菅野はもういないんだ。壮介を孤立させようと噂を流して危害を加えるやつはいなくなったはずだ。
その日の放課後、また駄菓子メンバーを連れ出して公園に集まった。
オレはこの公園に多少なりとも抵抗があるけど、こいつらには記憶がないから、自然と足が向かうのはここだ。目の前で弾ける炎と、ごろごろと転がる動かない魔術師たち、クラスメイトだったはずの黒い靄に包まれた人間。
思い出さなければいい。オレが思い出さなければいいんだ。
もう、この公園は元の平和な公園に戻ってる。あの時は周りの木々がほぼ全て燃え上がっていた。あの惨劇があったなんて微塵も思わせない回復っぷりだ。
菅野が突然転校したと聞いてから、壮介は意気消沈し、全く会話にならなかった。康太も、明るく話してるが、どことなく上の空だ。
真相を伝えられない歯痒さを感じつつ、オレは新たな疑問をぶつける。
「お前大人ボコッたのか?」
もう面倒だ。直接聞いた方が早い。
もちろん、みんな駄菓子屋で諸々購入済みだ。
康太は買っていたソーダを吹き出しそうになった。
オレは智奈に頭を叩かれる。
壮介は驚いた顔をしてふるふると首を横に振った。
「じゃあなんで噂流れてんだよ」
「それはいつもの事だよ」
康太が言った。
お前も大概な事言ってるの気付け。
この中で、壮介の悪い噂の根源が菅野だったっていう事実はオレしか知らない。だから、康太の反応も、噂が広まることに疑問を抱くのがオレだけなのも間違いはない。
でも、もう流れるはずはないんだ。新しい噂は。作っていた本人はもうこの世界にはいないんだから。
「あー、でも最近壮介んち危なそうじゃない?」
康太がふと思い出したように壮介に問う。
壮介は頷いた。
「昨日は、本当に八木と乱闘があったみたい。
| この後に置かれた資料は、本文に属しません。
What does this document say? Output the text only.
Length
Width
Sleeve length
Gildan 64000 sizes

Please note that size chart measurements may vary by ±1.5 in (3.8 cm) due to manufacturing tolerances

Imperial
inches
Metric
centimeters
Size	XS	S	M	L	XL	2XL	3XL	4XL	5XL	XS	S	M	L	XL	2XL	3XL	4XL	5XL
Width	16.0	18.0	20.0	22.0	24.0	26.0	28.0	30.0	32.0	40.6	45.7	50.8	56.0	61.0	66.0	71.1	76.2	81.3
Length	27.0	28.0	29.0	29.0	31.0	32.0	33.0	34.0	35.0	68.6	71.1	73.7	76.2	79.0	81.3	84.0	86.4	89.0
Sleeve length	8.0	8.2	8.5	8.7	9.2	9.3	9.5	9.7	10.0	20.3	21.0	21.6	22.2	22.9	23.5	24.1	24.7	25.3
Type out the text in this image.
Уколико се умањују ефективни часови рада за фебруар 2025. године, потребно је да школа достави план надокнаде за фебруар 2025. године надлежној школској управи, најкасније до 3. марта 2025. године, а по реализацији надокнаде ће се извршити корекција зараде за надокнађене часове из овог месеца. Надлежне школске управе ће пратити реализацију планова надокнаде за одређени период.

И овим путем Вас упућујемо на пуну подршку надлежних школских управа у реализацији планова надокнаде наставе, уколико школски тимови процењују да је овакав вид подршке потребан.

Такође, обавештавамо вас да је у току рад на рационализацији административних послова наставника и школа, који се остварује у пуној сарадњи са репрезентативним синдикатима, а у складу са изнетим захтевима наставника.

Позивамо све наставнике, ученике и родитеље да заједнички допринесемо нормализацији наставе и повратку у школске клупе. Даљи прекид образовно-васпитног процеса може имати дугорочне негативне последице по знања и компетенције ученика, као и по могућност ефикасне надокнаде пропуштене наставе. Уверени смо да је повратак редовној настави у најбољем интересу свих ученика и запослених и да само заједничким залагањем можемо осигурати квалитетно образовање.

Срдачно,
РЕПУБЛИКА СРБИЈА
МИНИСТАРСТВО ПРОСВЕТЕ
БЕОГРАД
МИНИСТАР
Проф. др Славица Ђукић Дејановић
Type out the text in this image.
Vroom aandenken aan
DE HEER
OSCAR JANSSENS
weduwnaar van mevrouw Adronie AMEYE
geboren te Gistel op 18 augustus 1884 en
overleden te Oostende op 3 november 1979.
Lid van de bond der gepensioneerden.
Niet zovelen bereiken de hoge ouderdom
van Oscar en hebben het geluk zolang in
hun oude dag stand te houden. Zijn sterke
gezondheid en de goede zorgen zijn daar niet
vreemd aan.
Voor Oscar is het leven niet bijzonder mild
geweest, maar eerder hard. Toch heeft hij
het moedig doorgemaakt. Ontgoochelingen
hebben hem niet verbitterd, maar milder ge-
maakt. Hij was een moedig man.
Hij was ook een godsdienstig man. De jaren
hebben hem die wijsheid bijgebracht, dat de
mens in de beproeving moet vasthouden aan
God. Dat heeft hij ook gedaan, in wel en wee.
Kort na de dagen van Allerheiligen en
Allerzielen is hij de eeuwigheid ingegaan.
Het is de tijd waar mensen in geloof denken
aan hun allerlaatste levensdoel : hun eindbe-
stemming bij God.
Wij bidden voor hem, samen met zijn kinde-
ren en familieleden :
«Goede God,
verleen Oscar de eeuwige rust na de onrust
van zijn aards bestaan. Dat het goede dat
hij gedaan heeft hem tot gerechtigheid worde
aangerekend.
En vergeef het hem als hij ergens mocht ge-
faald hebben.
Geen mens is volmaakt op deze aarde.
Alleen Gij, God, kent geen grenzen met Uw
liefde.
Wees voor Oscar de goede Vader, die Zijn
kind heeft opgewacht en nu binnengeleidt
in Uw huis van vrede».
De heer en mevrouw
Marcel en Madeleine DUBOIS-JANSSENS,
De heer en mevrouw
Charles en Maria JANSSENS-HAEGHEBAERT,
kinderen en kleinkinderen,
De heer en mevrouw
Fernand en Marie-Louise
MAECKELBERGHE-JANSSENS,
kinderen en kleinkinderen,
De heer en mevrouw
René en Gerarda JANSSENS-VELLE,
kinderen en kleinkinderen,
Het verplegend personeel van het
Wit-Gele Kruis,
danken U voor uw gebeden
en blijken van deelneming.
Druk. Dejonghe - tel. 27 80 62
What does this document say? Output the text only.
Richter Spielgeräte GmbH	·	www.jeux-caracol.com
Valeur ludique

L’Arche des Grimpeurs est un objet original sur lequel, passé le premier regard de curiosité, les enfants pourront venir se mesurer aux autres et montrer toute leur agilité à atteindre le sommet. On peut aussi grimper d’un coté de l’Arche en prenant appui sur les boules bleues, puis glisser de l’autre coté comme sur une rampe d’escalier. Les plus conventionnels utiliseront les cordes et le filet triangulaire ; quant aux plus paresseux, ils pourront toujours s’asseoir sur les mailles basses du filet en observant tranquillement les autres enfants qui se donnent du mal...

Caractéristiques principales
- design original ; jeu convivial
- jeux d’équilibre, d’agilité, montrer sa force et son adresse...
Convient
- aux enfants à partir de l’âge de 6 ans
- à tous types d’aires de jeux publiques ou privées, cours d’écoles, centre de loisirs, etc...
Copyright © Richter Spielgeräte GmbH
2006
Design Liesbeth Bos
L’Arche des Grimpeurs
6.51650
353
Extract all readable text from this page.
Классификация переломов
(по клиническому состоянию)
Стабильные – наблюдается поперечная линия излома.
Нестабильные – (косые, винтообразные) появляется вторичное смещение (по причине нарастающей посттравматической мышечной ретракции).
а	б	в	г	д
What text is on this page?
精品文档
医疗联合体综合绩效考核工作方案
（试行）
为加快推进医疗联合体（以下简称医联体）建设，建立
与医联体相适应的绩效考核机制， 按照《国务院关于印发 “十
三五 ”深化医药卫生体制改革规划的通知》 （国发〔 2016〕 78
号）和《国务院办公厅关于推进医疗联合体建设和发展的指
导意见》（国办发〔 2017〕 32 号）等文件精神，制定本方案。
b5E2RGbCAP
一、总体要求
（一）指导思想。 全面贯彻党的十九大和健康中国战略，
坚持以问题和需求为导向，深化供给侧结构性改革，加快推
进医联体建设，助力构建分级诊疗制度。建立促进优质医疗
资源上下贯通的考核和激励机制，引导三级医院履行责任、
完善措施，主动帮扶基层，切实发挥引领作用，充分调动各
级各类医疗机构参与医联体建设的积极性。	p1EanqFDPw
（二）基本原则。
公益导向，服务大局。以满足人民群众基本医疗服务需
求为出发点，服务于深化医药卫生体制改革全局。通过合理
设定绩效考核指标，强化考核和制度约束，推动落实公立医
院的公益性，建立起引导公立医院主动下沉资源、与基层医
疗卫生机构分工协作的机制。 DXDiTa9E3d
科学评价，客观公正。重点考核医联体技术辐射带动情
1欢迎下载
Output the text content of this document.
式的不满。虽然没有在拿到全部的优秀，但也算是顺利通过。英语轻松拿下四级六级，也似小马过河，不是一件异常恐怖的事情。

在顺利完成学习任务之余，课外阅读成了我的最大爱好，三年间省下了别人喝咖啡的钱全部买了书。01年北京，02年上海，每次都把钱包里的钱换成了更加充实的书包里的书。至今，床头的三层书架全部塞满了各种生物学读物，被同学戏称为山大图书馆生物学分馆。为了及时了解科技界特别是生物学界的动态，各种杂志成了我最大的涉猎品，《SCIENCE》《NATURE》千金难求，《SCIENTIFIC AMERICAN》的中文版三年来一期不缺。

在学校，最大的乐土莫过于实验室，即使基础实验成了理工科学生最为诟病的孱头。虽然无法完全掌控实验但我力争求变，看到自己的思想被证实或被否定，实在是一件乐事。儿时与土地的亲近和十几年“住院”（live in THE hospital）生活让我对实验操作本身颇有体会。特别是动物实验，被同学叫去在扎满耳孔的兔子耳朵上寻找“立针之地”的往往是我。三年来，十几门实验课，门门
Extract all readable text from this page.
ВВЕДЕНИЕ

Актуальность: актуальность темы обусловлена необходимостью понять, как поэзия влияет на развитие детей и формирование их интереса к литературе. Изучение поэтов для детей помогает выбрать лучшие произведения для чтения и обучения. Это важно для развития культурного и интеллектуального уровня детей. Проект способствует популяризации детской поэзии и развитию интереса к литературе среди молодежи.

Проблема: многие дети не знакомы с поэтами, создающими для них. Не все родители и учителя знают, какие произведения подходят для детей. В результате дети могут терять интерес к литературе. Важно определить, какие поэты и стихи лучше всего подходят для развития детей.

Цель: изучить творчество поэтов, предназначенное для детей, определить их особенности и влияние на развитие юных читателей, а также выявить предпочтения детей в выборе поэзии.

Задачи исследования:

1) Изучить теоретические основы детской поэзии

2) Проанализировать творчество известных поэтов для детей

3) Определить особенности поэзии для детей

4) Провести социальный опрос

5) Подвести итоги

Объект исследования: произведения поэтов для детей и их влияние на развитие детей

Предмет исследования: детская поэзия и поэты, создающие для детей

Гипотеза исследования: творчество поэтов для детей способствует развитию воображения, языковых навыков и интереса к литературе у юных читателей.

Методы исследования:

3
噂の発端はそれだ」
オレと智奈は顔を見合わせ、お互いの
「八木って?」
智奈は昨日から気に入ったのか、小さいカップ麺をすすって隣の壮介に目を上げる。
「親父の組と仲悪い組」
「クミ?」
「栗木組は、隣の街の八木組と仲悪いんだ。昔は兄弟の組だったんだけど、俺の爺さんの代から仲悪くなっちゃって」
隣の街の八木組?
一気にオレの頭の中は、怖いスーツ、パンチパーマ、グラサン腹に包帯巻いたドスを持ち歩く怖いおじさんのイメージにすり変わる。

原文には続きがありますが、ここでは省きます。